Whew! This film is a whirlwind of gore and eye destruction as if Fulci himself rose from the dead to do ocular harm. As Bill from Groovy Doom reminded me, Fulci once told an interviewer that the eyes “are the first thing you have to destroy, because they have seen too many bad things.”

Kyle comes back and swears that he is not the killer, which everyone tends to believe once he is pulled into the attic and killed. Turns out Agnes is the real killer and she’s brought Billy with her. A fight ensues, Agnes falls into the empty space between the walls and the house is set ablaze as Kelli and Leigh escape.

If you ever find yourself in a horror movie, always ask to see the killer’s body, then shoot that body in the head as many times as you can. Then set it on fire.

Of course, Billy and Agnes come back, with Leigh being killed and Kelli using a defibrillator to take out Agnes. Billy drops out of the ceiling and chases Kelli, but he falls off a railing and is impaled on a Christmas tree.

This movie is pretty much wall to wall gore, in marked contrast to the original. Yet I found myself really involved in its pacing, in the cinematography and even the lighting. It’s not a slapdash affair.

After the critical and financial failure of this film, Bob Clark began work on a sequel to the original with Olivia Hussey and John Saxon reprising their roles of Jess and Lt. Ken Fuller. Jess would have been the new house mother in this version, but Clark died before it could get made.

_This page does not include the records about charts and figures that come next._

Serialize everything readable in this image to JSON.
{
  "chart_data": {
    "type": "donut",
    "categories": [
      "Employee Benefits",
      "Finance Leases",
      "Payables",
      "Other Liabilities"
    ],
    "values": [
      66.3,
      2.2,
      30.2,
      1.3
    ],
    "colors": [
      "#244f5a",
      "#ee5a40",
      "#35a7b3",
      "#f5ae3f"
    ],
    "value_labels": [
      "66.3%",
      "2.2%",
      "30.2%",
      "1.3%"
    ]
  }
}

There’s a ton cut and changed in the final film. Like Lauren Hannon’s original death scene, which involved Agnes sneaking into her room and gouging her eyes out with the glass unicorn in an homage to the original film. And there were three alternate endings shot for the film. The first ending had Leigh and Kelli open Clair’s present when Kelli gets a phone call from either Billy or Agnes. The second ending, which was used in the UK, had Leigh coming to examine Agnes’ body and being killed by her, then Kelli electrocuting her Agnes. Finally, the third ending had a mortician find that Billy’s body is missing. 

Despite the pain that it took to make the film, I really think it’s worth watching. It shouldn’t take over for the original, but it’s worth your time this holiday season.